Cruz First Major Candidate to Jump Into 2016 Race

WASHINGTON (AP) —
U.S. Sen. Ted Cruz (R-Texas) speaks at the Grafton County Republican Committee’s Lincoln-Reagan Day Dinner at the Indianhead Resort in Lincoln, N.H., on Sunday. (AP Photo/Caledonian-Record,Paul Hayes)
U.S. Sen. Ted Cruz (R-Texas) speaks at the Grafton County Republican Committee’s Lincoln-Reagan Day Dinner at the Indianhead Resort in Lincoln, N.H., on Sunday. (AP Photo/Caledonian-Record, Paul Hayes)

Texas Republican Sen. Ted Cruz will become the first major candidate for president when he launches his campaign Monday, kicking off what’s expected to be a rush over the next few weeks of more than a dozen White House hopefuls into the 2016 campaign.

Cruz will formally get into the race during a morning speech at Liberty University in Lynchburg, Virginia.
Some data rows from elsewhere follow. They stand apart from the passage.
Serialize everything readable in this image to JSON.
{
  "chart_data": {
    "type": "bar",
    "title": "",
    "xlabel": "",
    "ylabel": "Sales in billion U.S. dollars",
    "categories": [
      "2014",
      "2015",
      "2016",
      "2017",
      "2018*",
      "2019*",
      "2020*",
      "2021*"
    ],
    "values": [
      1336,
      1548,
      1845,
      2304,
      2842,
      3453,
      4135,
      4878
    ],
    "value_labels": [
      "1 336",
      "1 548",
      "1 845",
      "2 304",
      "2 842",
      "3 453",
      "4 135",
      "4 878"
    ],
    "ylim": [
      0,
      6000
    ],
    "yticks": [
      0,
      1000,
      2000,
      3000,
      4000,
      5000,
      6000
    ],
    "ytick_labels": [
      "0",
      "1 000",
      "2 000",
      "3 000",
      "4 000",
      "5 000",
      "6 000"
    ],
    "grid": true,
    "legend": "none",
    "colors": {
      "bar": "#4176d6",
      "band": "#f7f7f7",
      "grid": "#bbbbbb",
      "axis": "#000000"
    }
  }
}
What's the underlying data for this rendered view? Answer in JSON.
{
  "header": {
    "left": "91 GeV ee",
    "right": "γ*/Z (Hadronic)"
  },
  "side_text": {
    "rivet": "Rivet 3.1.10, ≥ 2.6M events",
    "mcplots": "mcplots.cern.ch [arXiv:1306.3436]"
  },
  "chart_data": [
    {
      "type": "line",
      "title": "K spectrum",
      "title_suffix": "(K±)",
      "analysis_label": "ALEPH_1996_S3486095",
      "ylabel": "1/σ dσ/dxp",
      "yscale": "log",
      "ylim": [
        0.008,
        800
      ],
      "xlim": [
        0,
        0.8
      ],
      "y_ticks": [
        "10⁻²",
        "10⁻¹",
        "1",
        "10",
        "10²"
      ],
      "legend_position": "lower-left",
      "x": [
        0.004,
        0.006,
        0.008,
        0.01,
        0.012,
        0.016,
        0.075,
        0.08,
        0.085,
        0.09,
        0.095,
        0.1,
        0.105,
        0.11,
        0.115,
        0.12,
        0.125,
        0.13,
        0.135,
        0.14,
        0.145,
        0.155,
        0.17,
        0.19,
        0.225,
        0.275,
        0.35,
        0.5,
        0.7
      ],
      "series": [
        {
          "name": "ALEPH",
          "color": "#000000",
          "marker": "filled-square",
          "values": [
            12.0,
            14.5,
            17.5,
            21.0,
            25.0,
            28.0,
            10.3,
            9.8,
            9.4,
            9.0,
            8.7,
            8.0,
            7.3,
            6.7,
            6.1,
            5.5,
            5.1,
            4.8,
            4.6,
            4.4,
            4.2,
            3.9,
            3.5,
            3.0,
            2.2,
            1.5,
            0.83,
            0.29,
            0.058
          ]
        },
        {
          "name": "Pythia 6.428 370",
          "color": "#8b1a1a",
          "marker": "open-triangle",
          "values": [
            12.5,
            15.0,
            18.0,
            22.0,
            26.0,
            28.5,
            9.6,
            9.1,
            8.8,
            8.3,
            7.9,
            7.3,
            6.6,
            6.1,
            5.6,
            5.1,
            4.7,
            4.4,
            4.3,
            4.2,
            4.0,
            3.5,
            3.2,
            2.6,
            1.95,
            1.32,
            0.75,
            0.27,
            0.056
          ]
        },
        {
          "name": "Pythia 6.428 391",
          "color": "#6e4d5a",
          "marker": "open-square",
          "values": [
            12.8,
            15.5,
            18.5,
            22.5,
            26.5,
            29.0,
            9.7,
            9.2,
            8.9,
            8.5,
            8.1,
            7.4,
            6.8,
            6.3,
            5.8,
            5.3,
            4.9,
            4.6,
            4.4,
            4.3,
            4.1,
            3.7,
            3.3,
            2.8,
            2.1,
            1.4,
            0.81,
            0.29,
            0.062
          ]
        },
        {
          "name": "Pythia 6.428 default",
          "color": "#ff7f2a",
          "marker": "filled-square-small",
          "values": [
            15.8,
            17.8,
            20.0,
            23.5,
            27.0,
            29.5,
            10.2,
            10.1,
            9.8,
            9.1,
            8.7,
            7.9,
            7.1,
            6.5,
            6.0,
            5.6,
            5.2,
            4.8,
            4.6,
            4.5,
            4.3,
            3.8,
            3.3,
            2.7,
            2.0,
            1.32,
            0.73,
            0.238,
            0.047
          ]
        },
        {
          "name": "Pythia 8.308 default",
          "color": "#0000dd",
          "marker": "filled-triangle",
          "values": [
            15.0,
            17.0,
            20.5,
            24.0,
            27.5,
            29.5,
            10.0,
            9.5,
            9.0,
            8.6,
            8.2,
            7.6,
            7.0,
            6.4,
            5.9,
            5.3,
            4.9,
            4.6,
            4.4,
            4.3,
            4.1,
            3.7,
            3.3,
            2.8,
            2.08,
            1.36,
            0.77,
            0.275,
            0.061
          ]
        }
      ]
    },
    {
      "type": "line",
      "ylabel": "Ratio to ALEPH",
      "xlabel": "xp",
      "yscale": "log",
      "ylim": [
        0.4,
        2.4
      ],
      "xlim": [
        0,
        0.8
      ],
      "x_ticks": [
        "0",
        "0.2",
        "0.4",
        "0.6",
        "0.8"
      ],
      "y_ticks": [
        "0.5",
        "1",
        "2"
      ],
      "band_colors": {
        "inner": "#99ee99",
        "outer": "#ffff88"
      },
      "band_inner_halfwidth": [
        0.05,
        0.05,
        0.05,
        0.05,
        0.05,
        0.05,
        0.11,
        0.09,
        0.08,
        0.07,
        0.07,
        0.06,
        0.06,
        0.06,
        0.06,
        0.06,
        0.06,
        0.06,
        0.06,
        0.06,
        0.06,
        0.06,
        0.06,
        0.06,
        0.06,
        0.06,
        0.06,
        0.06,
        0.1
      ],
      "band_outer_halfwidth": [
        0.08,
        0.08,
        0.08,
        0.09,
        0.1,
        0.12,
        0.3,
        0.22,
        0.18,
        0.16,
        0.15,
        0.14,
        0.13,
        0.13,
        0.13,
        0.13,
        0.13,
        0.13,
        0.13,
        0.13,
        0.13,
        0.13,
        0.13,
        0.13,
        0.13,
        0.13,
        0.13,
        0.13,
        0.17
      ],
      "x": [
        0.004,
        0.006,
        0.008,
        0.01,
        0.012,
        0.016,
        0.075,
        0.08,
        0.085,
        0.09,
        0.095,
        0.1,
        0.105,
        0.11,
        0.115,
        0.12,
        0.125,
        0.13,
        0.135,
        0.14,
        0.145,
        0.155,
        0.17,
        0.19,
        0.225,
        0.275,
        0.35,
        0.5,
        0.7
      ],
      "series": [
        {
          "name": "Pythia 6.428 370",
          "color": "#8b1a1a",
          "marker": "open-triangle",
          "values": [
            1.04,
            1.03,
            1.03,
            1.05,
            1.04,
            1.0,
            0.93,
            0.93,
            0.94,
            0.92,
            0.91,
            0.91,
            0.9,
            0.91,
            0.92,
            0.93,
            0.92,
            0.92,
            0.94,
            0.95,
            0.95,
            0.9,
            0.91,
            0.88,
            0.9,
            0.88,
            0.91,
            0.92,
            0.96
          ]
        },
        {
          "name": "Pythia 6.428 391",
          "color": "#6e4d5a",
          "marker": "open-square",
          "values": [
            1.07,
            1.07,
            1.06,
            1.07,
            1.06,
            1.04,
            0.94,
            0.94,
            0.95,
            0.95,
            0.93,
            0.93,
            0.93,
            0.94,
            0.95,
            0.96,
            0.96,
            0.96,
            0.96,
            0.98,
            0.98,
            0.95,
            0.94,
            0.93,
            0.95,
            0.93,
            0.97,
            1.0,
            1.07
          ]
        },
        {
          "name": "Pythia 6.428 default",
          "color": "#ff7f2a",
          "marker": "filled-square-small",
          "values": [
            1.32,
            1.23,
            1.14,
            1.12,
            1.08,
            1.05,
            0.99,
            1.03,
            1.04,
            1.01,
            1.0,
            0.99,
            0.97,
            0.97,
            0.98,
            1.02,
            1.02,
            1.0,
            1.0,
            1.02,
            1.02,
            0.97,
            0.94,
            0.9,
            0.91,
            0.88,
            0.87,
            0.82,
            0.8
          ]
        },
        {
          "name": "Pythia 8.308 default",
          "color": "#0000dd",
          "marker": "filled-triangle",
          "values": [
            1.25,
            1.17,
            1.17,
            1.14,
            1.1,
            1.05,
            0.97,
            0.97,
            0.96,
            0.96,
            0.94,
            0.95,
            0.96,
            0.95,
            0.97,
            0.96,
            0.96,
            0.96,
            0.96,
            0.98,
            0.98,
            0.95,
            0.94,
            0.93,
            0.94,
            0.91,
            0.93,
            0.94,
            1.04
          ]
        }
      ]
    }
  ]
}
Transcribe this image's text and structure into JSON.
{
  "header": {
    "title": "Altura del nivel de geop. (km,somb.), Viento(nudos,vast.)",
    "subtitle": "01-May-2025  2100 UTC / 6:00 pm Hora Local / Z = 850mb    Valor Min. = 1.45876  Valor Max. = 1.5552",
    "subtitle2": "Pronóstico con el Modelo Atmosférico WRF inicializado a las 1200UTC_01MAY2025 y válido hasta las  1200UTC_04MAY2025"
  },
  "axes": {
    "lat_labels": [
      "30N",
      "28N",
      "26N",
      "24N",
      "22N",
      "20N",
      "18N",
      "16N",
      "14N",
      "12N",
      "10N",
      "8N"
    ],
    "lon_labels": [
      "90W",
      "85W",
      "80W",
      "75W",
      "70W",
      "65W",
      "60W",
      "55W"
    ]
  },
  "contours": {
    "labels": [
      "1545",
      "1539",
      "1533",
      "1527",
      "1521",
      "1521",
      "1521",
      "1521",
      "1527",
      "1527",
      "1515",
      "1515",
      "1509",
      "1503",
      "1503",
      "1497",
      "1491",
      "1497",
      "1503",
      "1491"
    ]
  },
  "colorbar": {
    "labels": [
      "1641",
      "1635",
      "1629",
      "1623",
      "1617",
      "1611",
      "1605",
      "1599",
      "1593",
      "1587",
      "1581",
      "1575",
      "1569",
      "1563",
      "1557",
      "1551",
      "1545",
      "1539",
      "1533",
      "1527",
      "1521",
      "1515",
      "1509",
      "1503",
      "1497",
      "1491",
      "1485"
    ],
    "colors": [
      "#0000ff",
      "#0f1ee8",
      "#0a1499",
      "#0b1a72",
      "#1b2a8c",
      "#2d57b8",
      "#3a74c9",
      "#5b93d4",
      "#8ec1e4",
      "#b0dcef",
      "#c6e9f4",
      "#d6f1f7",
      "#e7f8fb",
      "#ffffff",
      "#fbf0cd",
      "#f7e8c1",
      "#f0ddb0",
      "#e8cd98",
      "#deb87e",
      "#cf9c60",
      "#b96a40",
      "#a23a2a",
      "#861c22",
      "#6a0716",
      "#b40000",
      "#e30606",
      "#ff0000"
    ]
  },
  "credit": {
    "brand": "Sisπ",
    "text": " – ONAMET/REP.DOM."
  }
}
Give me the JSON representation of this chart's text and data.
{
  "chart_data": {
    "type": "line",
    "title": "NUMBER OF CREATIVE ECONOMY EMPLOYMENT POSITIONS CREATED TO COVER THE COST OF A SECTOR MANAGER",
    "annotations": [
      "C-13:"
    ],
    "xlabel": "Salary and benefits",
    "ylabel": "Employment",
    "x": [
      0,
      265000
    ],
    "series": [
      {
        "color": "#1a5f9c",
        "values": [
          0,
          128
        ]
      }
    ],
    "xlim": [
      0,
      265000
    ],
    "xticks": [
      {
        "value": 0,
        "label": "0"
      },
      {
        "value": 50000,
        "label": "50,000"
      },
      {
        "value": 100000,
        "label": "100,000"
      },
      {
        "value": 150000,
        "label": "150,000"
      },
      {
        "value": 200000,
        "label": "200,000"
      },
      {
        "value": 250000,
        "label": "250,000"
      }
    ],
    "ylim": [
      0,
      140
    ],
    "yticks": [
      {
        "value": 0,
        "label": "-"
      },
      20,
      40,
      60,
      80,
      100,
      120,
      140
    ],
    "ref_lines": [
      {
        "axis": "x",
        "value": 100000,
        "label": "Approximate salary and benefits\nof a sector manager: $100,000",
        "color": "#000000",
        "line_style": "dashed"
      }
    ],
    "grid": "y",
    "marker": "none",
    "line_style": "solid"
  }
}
“The official Republican pool of candidates will take a quantum leap forward with his announcement tomorrow,” said Amy Kremer, the former head of the Tea Party Express. Cruz’s announcement, she said, “will excite the base in a way we haven’t seen in years.”

Elected for the first time just three years ago, when he defeated an establishment figure in Texas politics with decades of experience in office, Cruz has hinted openly for more than a year that he wants to move down Pennsylvania Avenue from the Senate and into the White House. His plans were confirmed Sunday by one of his political strategists, who spoke to The Associated Press on condition of anonymity so as not to preclude the announcement.

While Cruz is the first Republican to declare his candidacy, he is all but certain to be followed by several big names in the GOP, including former Florida Gov. Jeb Bush, Wisconsin Gov. Scott Walker and two Senate colleagues, Kentucky’s Rand Paul and Florida’s Marco Rubio.

The Houston Chronicle first reported details about Cruz’s campaign launch. His move puts him into pole position among those whose strategy to win the nomination counts on courting the party’s most conservative voters.

The son of an American mother and Cuban-born father, Cruz would be the nation’s first Hispanic president.

Following his election to the Senate in 2012, the former Texas solicitor general quickly established himself as an uncompromising conservative willing to take on Democrats and Republicans alike. He won praise from tea party activists in 2013 for leading the GOP’s push to partially shut the federal government during an unsuccessful bid to block money for President Barack Obama’s health care law.